The complaint, filed in the US District Court for the Central District of California, says that Watson and Par, via its partner Paddock Laboratories (Minneapolis, MN) each sought regulatory approval from FDA to market generic versions of AndroGel. In their FDA filings, both companies certified that their products did not infringe the only patent Solvay had relating to AndroGel, and that the patent was invalid, according to FTC. The complaint charges that Solvay agreed to pay the generic companies to abandon their patent challenges and agree not to bring a generic AndroGel product to market for nine years, until 2015.
“Today’s action reaffirms the Commission’s commitment to protect American consumers from artificially high prescription drug prices that result when branded and generic pharmaceutical companies decide to collude rather than compete,” Wales said in the FTC release. “The evidence in this case will show that Watson and Par agreed to defer their generic entry for nine years, not out of respect for Solvay’s patent, but due to the size of Solvay’s payments to them.”
The court action seeks to promote competition between Solvay and generic drug makers that had sought to introduce generic versions of the branded prescription drug AndroGel. AndroGel, Solvay’s second highest selling pharmaceutical product, is a pharmaceutical gel containing synthetic testosterone. It is approved for testosterone replacement therapy in men with low testosterone levels, which often are associated with advancing age, certain cancers, and HIV/AIDS, among other conditions.

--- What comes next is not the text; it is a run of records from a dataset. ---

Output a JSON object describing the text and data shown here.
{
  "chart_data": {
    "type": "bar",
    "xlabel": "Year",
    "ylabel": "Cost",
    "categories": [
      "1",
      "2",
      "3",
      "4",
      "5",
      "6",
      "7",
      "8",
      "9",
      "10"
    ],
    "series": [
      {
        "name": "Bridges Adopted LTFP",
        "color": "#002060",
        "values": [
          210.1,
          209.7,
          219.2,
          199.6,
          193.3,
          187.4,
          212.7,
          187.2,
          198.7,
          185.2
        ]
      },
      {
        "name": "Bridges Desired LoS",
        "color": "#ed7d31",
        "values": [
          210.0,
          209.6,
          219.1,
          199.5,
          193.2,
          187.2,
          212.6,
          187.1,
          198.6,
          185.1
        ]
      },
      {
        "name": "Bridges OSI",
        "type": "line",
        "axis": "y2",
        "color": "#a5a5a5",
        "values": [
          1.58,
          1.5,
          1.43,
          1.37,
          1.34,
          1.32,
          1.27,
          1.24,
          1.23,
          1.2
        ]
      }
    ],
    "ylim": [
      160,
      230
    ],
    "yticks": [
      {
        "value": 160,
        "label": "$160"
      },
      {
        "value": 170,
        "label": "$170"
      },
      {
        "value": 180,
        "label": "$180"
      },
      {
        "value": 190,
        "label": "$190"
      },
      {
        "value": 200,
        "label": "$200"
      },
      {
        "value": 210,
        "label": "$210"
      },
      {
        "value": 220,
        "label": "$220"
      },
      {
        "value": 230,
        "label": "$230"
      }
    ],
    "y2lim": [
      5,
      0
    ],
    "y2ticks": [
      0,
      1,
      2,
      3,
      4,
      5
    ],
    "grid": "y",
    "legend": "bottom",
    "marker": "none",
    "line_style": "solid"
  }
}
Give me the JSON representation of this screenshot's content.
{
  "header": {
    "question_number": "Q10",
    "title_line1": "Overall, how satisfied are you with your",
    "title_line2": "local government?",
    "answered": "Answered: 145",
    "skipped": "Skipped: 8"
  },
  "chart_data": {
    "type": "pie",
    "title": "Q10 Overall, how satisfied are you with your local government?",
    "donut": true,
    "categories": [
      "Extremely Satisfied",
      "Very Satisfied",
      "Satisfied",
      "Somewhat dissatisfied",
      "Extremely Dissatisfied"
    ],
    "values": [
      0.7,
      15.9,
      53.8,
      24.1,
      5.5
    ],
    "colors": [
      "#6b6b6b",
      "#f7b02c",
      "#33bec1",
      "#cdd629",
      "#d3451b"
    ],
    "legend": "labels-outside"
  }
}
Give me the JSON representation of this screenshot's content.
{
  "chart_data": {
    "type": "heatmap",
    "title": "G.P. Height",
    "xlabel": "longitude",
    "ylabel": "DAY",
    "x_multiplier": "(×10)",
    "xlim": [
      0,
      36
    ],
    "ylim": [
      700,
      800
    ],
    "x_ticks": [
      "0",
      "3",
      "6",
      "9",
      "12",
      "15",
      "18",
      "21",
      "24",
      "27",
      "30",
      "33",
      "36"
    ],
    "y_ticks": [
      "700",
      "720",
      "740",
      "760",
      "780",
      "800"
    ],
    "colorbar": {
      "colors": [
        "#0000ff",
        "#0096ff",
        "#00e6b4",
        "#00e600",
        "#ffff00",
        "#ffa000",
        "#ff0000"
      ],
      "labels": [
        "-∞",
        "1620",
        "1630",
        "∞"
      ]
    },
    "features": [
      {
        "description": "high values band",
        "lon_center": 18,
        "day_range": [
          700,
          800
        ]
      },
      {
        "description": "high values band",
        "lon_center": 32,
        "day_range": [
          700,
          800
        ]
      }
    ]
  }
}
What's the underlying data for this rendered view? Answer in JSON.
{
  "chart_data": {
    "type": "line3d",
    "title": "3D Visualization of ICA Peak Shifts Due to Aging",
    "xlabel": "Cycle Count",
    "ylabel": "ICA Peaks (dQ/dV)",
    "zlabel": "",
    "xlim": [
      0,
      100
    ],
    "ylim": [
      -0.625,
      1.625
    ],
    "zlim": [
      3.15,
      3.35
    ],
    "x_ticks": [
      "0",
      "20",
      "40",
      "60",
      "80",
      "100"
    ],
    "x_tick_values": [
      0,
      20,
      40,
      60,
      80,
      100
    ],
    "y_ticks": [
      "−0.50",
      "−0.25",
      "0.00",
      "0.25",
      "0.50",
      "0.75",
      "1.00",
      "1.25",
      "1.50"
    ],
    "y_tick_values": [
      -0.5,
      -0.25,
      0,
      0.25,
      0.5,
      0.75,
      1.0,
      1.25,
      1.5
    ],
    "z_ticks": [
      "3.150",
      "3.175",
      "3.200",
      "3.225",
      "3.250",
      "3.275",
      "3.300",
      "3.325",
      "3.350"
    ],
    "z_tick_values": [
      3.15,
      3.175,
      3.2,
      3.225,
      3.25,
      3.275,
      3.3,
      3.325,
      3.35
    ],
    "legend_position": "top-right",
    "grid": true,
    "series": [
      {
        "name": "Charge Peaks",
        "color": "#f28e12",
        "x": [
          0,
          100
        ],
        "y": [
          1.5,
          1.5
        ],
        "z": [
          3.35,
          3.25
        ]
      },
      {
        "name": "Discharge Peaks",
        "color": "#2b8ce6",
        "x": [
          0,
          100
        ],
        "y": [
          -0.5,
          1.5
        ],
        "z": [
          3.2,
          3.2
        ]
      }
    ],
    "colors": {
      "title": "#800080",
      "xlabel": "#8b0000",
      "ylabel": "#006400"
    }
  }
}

In May 2003, Watson and Paddock, which partnered with Par, each filed applications for FDA approval to market generic versions of AndroGel. Solvay’s patent on Androgel was issued in January 2003, with an expiration date of August 2020. By early 2006, Watson had received final approval to market its generic product. The complaint alleges that Solvay, acted unlawfully by paying Watson and Par a share of its AndroGel profits to abandon their patent challenges and agree to delay generic entry until 2015. As a result, the complaint states that the defendants are cooperating on the sale of AndroGel and sharing the monopoly profits, rather than competing. The FTC is seeking a final court judgment declaring that Solvay’s agreements with Watson and with Par and Paddock violate Section 5(a) of the FTC Act, and injunctive relief restoring competitive conditions and barring the defendants from engaging in similar or related conduct in the future.